Mengambil Pesan Baik Dari Nasihat Imam Syafi'i RA
Bernama asli Abu Abdullah Muhammad bin Idris Asy-Syafi'i. Beliau seorang mufti besar Islam yang juga pendiri Mazhab Syafi'i. Salah satu keutamaan beliau digelari "Nashir As-Sunnah" (pembela Sunnah Nabi). Imam Syafi'i usia 7 tahun sudah hafal Qur'an, beliau mendalami Bahasa Arab sejak umur 9 tahun, serta mempelajari ilmu Fiqih kepada banyak ulama di zamannya. salah satunya belajar kepada Imam Malik bin Anas, lalu belajar kepada murid Imam Abu Hanifah, dan sempat belajar di Yaman, dengan demikian semakin meyakini tentang keilmuan yang Imam Syafi'I, termasuk tokoh Sufi, menguasai ilmu fiqih dan Ushul Fiqih, kemudia hafizh Qur'an , karya kitabnya yang sangat terkenal adalah AR-Risalah, dan Al-Umm, dan banyak nasihat dalam kumpulan syairnya yang indah , penuh dengan pembelajaran kehidupan, dikenal sebagai sosok ulama yang sangat tawadu' sebagai bukti ketawaduanya adalah tergambar dalam salah satu syairnya yang terkenal sebagai berikut :
"Uhibbu alsaalihina walastu minhum, La-alliy 'an 'anaala bihim shafa'ah
Wa'akrahu man bidaa'atuhu alma-aa'syi, Wa'in kunaa sawa'an fi albidaa'ah
Wa'akrahu man yudi'ul-umror lahwaan, Walaw kuntu amra'aan jammal 'iidaa'ah"
"Aku mencintai orang-orang sholeh meskipun aku bukan termasuk di antara mereka.
Semoga bersama mereka aku bisa mendapatkan syafa'at kelak.
Aku membenci para pelaku maksiat, meskipun aku sama dengan mereka.

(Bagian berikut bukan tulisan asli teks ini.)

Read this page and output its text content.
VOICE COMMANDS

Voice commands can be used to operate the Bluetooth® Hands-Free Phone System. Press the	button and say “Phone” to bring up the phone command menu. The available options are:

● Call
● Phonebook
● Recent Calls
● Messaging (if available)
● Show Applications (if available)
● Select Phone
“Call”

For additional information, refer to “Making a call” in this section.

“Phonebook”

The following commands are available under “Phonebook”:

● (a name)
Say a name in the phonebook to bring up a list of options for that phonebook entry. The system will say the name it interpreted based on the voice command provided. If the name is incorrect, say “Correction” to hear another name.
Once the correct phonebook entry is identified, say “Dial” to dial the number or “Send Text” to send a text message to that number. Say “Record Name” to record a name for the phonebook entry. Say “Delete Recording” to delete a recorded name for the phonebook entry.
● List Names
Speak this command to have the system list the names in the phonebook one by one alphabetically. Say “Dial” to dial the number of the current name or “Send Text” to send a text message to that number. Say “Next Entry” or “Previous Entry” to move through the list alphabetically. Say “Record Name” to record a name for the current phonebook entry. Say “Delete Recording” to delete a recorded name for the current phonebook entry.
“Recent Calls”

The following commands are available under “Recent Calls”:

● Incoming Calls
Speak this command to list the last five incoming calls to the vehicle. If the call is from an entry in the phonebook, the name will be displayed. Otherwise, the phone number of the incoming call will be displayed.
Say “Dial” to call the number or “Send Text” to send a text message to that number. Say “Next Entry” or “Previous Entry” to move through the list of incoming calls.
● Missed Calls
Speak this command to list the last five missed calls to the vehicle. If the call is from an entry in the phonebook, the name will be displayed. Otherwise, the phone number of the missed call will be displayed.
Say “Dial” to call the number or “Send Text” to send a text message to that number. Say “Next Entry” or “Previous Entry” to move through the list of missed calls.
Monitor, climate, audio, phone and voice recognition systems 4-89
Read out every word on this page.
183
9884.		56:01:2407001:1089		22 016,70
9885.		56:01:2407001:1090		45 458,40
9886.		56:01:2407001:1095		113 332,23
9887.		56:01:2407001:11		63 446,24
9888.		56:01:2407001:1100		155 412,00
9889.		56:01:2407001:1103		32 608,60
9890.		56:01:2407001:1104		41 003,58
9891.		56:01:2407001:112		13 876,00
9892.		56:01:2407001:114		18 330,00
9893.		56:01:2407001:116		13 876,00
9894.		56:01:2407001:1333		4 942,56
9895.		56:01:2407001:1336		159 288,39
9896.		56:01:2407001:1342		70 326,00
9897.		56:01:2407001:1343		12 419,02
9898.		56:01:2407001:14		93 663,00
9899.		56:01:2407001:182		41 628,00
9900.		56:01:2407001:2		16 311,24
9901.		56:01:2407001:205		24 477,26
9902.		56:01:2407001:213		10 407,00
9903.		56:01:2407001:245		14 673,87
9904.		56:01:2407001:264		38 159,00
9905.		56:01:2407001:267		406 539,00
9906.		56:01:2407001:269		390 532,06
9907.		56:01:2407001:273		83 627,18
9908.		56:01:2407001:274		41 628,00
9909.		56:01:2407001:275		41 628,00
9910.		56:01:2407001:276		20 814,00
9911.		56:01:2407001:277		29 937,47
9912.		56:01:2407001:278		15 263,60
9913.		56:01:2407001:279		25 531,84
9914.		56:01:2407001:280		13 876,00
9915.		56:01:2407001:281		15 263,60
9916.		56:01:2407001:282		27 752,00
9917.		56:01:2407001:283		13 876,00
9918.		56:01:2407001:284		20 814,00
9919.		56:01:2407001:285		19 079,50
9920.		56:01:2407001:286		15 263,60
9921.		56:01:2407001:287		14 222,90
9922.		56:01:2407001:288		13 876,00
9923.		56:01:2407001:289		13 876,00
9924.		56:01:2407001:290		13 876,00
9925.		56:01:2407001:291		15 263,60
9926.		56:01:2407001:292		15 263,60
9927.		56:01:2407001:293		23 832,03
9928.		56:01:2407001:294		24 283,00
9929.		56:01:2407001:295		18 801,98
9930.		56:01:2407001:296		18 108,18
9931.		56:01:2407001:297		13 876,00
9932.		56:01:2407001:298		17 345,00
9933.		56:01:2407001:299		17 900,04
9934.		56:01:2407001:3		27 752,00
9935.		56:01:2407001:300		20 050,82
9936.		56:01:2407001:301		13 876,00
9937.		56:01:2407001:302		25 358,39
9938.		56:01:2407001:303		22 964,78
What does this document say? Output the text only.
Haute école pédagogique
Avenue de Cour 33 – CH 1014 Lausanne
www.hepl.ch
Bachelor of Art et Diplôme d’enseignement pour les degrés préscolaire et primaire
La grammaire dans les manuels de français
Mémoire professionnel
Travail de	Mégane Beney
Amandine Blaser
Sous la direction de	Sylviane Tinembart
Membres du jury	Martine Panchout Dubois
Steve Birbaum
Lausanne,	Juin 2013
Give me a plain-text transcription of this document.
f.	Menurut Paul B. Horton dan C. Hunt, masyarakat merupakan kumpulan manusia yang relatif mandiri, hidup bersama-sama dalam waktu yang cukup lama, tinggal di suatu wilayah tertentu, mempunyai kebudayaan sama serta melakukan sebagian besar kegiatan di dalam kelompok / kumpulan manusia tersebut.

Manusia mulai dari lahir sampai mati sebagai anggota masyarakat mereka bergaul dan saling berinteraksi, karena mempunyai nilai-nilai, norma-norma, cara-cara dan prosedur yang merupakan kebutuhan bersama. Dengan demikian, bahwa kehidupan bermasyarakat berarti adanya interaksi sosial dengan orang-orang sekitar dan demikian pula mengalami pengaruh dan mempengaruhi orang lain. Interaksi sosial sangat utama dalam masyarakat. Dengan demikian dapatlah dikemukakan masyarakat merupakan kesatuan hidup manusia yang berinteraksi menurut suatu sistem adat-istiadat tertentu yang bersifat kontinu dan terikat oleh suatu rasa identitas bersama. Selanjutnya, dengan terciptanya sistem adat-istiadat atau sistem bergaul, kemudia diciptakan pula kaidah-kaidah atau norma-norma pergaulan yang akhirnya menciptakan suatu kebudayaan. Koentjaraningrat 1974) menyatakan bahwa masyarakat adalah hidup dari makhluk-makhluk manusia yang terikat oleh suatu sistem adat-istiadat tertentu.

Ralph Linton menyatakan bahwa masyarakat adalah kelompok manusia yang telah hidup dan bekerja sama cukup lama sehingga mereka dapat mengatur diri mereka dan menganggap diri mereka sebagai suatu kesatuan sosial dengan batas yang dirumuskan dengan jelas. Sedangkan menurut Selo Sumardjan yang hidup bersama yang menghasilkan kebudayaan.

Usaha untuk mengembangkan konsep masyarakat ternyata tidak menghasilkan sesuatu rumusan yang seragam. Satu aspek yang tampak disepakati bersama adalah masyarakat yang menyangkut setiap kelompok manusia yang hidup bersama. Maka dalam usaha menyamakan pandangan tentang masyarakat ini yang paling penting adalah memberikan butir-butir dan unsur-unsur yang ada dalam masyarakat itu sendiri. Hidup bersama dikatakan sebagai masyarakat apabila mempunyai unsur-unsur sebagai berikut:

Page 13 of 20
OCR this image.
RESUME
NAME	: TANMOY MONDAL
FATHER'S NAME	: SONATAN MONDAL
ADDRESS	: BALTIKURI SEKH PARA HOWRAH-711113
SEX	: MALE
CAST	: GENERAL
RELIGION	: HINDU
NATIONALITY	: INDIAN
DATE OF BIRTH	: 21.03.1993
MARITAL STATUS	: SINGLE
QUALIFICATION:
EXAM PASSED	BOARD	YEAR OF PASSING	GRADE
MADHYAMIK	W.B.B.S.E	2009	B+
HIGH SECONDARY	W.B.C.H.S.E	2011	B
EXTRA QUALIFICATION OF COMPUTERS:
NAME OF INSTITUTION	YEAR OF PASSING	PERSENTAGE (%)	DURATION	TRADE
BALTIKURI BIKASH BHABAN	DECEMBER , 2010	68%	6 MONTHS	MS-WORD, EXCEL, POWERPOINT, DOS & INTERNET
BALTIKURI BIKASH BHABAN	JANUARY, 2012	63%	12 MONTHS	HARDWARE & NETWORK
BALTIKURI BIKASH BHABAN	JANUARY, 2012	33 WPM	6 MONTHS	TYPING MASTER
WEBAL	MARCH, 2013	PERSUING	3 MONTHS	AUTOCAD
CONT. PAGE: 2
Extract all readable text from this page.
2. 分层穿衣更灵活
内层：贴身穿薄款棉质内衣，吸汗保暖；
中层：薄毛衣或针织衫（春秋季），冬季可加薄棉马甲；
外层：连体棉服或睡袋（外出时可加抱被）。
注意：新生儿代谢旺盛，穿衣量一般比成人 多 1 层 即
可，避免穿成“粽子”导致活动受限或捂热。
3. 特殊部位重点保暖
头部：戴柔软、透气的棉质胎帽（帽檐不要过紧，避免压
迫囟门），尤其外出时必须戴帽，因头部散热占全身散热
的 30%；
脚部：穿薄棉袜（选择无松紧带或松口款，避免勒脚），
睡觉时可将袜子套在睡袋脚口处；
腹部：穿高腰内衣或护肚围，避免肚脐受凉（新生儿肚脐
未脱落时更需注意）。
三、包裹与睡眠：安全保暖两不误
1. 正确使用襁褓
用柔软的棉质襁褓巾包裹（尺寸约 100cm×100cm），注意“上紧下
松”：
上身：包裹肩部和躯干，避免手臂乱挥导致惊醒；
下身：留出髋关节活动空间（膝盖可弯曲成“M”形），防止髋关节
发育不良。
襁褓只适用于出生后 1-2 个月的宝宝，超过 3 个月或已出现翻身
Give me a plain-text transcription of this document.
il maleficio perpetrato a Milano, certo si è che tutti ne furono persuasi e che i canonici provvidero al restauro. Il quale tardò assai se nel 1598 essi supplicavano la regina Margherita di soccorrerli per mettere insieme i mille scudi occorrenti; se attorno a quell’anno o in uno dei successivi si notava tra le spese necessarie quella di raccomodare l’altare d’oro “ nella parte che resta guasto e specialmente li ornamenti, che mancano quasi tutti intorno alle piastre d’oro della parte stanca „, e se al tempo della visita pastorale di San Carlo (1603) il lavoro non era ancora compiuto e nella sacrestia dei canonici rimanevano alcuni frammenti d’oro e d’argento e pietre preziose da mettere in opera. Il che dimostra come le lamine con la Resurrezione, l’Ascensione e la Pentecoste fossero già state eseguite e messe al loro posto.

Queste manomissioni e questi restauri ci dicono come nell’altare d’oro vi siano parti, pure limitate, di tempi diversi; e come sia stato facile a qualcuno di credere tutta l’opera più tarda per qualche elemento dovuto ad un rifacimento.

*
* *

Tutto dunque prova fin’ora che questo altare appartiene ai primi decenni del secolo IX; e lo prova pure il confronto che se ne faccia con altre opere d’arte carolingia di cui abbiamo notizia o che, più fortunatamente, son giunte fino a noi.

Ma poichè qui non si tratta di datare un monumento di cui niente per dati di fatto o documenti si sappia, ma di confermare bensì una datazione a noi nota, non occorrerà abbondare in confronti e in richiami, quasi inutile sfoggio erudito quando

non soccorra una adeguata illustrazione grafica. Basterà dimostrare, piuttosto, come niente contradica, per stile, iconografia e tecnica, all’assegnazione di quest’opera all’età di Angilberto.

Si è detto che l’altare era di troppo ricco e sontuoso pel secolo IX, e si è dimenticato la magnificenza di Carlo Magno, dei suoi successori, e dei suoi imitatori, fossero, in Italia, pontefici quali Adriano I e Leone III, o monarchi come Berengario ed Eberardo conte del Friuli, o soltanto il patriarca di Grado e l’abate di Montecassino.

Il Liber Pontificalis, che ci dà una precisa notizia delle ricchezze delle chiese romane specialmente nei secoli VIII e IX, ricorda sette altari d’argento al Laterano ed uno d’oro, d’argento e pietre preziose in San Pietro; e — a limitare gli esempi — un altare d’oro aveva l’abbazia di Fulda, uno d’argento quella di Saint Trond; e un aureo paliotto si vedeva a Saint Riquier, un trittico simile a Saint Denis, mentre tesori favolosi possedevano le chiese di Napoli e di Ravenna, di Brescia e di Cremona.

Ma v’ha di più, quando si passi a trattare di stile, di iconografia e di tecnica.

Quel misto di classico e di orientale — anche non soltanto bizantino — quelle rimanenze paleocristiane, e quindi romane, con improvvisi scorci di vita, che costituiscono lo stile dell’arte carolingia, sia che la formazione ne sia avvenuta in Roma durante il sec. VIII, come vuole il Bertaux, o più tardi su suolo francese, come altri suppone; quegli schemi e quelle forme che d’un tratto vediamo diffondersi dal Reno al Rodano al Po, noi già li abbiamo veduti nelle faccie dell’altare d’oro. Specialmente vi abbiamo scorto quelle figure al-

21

Aku membenci orang yang membuang-buang usianya dalam kesia-siaan walaupun aku sendiri adalah orang yang banyak menyia-nyiakan usia".
Muttaqien
Rasanya kita patut mengambil pesan baik yang disampaikan Imam Syafi'i dalam syair nasehatnya yang sangat menampar rasa kemanusiaan kita yang seringkali mengklaim diri sudah baik, paling benar, lebih mengerikan lagi tidak segan-segan menuduh pihak lain dengan tuduhan sesat, bid'ah dan tuduhan negative lainnya seolah-olah hanya diri dan kelompok mereka yang paling baik, dan paling sesuai dalam menjalan syari'at islam sementara diluar kelompoknya dituduh sesat, berangkat dari fenomena ini rasanya kita patut bercermin dari nasehat imam Syafi'i meskipun secara keilmuan, tingkat kesolehannya tentu tidak ada yang meragukan sedikitpun namun demikian Imam Syafi'i tidak pernah mengklaim bahwa dirinya termasuk golongan orang-orang sholeh sebagaimana dalam butiran-butiran syair tersebut diatas, bahkan sebaliknya saat sang Imam menyampaikan sangat membenci para pelaku pendosa , meskipun ia mengklaim dirinya sama dengan mereka ini membuktikan bahwa Imam Syafi'i saat membicarakan persoalan dosa dan kemaksiyatan selalu telunjuknya akan diarahkan kepadanya tetapi saat membicarakan tentang kesolehan maka telunjuknya diarahkan kepada orang lain artinya Imam Syafi'i mengajarkan kepada kita bahwa jauh lebih baik mengklaim diri sebagai pendosa kemudian diiringi ringkih istigfar daripada mengklaim diri sebagai orang alim, tetapi tertanam sikap keangkuhan , kesombongan dan pada akhirnya merendahkan orang lain, begitu juga tentang kebencian sang Imam terhadap orang-orang yang suka membuang-buang waktunya dengan mubadzir tanpa ada torehan kebaikan sedikitpun kemudian sang sang Imam mengkalim bahwa dirinya termasuk orang-orang yang banyak menyia-nyiakan waktu
Jika sepintas menelaah syair pendek tersebut adalah perkataan-perkataan yang mengandung hikmah hal ini tidak dapat dimaknai secara lahiriah, tekstual, harfiah atau tersurat, ini bersifat kiasan (balaghoh) yang mempunyai makna yang sangat mendalam , tersirat, dan syair yang diuraikan itu menunjukkan sikap merunduk tawadhu' dari seorang ulama Mujtahid Imam As-Syafi'i. Inilah contoh teladan yang disampaikan Imam Syafi'i bahwa kita tidak boleh mengklaim sebagai hamba yang paling sholeh, mengingat tingkat kesolehan seseorang hanya bisa dinisbatkan kepada perbuatan atau hasil penilaian Allah SWT kepada hamba-Nya.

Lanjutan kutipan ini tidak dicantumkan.